Se leio. Como responderia aos comentários dos meus seguidores se não os lesse? (intrigado). Ler livros? (coça a nuca). Ler é sobrevalorizado. Está tudo no facebuque e quem tem google, como dizer, googla, e quem googla, ora bem, é como olhar para a Terra a partir da Lua, vê-se tudo. Poemas, disso leio muito, não que goste. Mas para ser é preciso parecer.

Muitos escritores se debruçam sobre a dor causada pela reescrita. Que tem a dizer sobre isso?

Reescrever. Doloroso. Seria bom que cada postagem minha saísse bem à primeira. Infelizmente, os likes não vêm com primeiras versões. É preciso melhorar e melhorar e melhorar. Em termos literários, não reescrevo pelo simples motivo de não ter escrito. O que de meu saiu em papel foi vomitado, cuspido, esculpido pela sola do sapato. O mundo é complexo. Já ouviu falar da teoria da complexidade de Edgar Morin? (Digo que não). É melhor nem falar disso, ficaríamos aqui a noite inteira e, como sabe, as noites fizeram-se para amar.

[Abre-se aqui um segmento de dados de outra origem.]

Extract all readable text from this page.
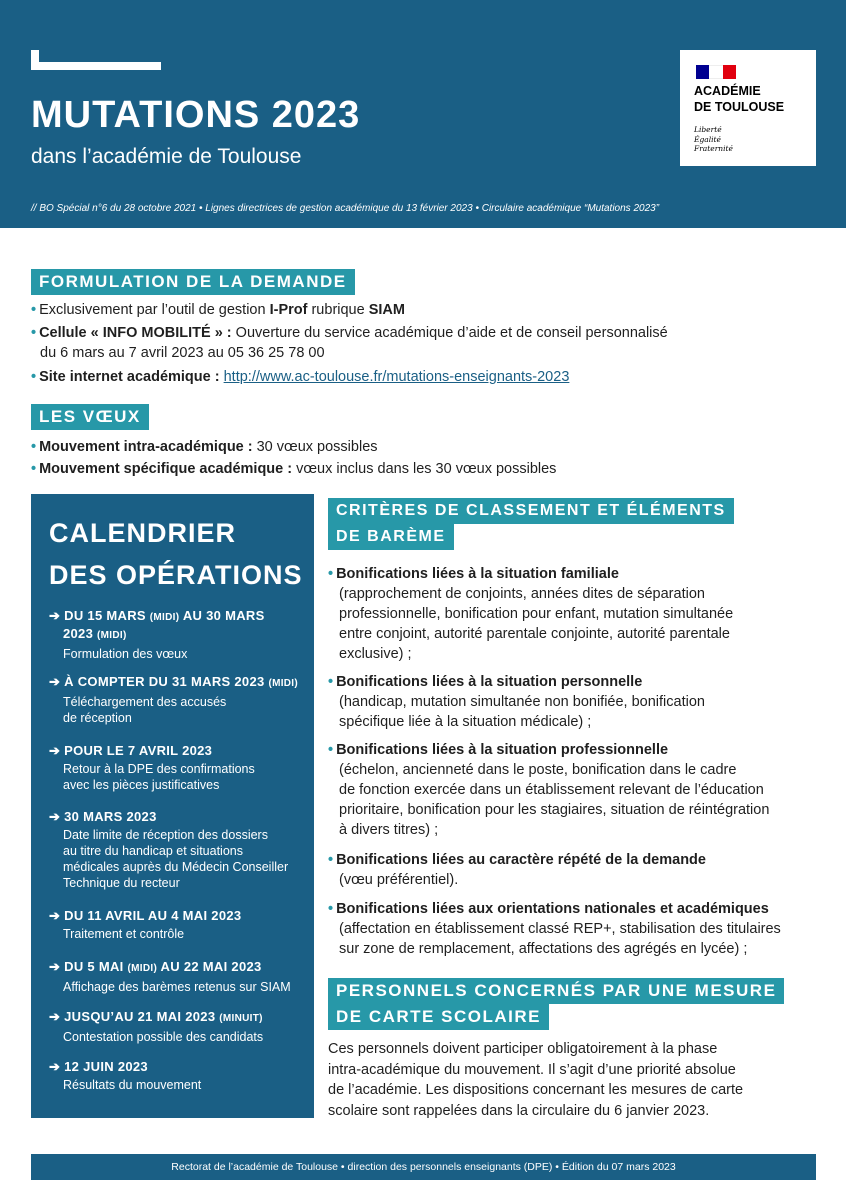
MUTATIONS 2023
dans l’académie de Toulouse
// BO Spécial n°6 du 28 octobre 2021 • Lignes directrices de gestion académique du 13 février 2023 • Circulaire académique “Mutations 2023”
ACADÉMIE
DE TOULOUSE
Liberté
Égalité
Fraternité
FORMULATION DE LA DEMANDE
• Exclusivement par l’outil de gestion I-Prof rubrique SIAM
• Cellule « INFO MOBILITÉ » : Ouverture du service académique d’aide et de conseil personnalisé
du 6 mars au 7 avril 2023 au 05 36 25 78 00
• Site internet académique : http://www.ac-toulouse.fr/mutations-enseignants-2023
LES VŒUX
• Mouvement intra-académique : 30 vœux possibles
• Mouvement spécifique académique : vœux inclus dans les 30 vœux possibles
CALENDRIER
DES OPÉRATIONS
➔ DU 15 MARS (MIDI) AU 30 MARS
2023 (MIDI)
Formulation des vœux
➔ À COMPTER DU 31 MARS 2023 (MIDI)
Téléchargement des accusés
de réception
➔ POUR LE 7 AVRIL 2023
Retour à la DPE des confirmations
avec les pièces justificatives
➔ 30 MARS 2023
Date limite de réception des dossiers
au titre du handicap et situations
médicales auprès du Médecin Conseiller
Technique du recteur
➔ DU 11 AVRIL AU 4 MAI 2023
Traitement et contrôle
➔ DU 5 MAI (MIDI) AU 22 MAI 2023
Affichage des barèmes retenus sur SIAM
➔ JUSQU’AU 21 MAI 2023 (MINUIT)
Contestation possible des candidats
➔ 12 JUIN 2023
Résultats du mouvement
CRITÈRES DE CLASSEMENT ET ÉLÉMENTS
DE BARÈME
• Bonifications liées à la situation familiale
(rapprochement de conjoints, années dites de séparation
professionnelle, bonification pour enfant, mutation simultanée
entre conjoint, autorité parentale conjointe, autorité parentale
exclusive) ;
• Bonifications liées à la situation personnelle
(handicap, mutation simultanée non bonifiée, bonification
spécifique liée à la situation médicale) ;
• Bonifications liées à la situation professionnelle
(échelon, ancienneté dans le poste, bonification dans le cadre
de fonction exercée dans un établissement relevant de l’éducation
prioritaire, bonification pour les stagiaires, situation de réintégration
à divers titres) ;
• Bonifications liées au caractère répété de la demande
(vœu préférentiel).
• Bonifications liées aux orientations nationales et académiques
(affectation en établissement classé REP+, stabilisation des titulaires
sur zone de remplacement, affectations des agrégés en lycée) ;
PERSONNELS CONCERNÉS PAR UNE MESURE
DE CARTE SCOLAIRE
Ces personnels doivent participer obligatoirement à la phase
intra-académique du mouvement. Il s’agit d’une priorité absolue
de l’académie. Les dispositions concernant les mesures de carte
scolaire sont rappelées dans la circulaire du 6 janvier 2023.
Rectorat de l’académie de Toulouse • direction des personnels enseignants (DPE) • Édition du 07 mars 2023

Qual a sua opinião sobre Lobo Antunes?

Nunca li. Mas chato.

Diga-me, há pessoa que admire?

Havia. O César. Grande poeta, enorme leitor de poesia. Beberrão. Perdi-lhe o amor quando o apanhei a despejar cerveja no urinol durante a apresentação do livro do Carlos. Sacrilégio. Deitar cerveja fora. Por tudo o que é mais sagrado. Faço minhas as palavras de uma filósofa recente, de seu nome Lykke Li: never gonna love again.

Quais os seus planos para o futuro?

É longo o caminho que vai do projecto à coisa. Molière. Pretendo consolidar a minha glória cibernética, conhecer umas ninfas, morar em Lisboa, arranjar um tacho num jornal a cozinhar recensões, fundar mais umas zines, organizar uma exposição em que se misture versos da minha autoria com obras de artistas plásticos emergentes, ganhar um desses prémios literários atribuídos a tipos que nem assinar o nome sabem, entrar no Lux sem pagar.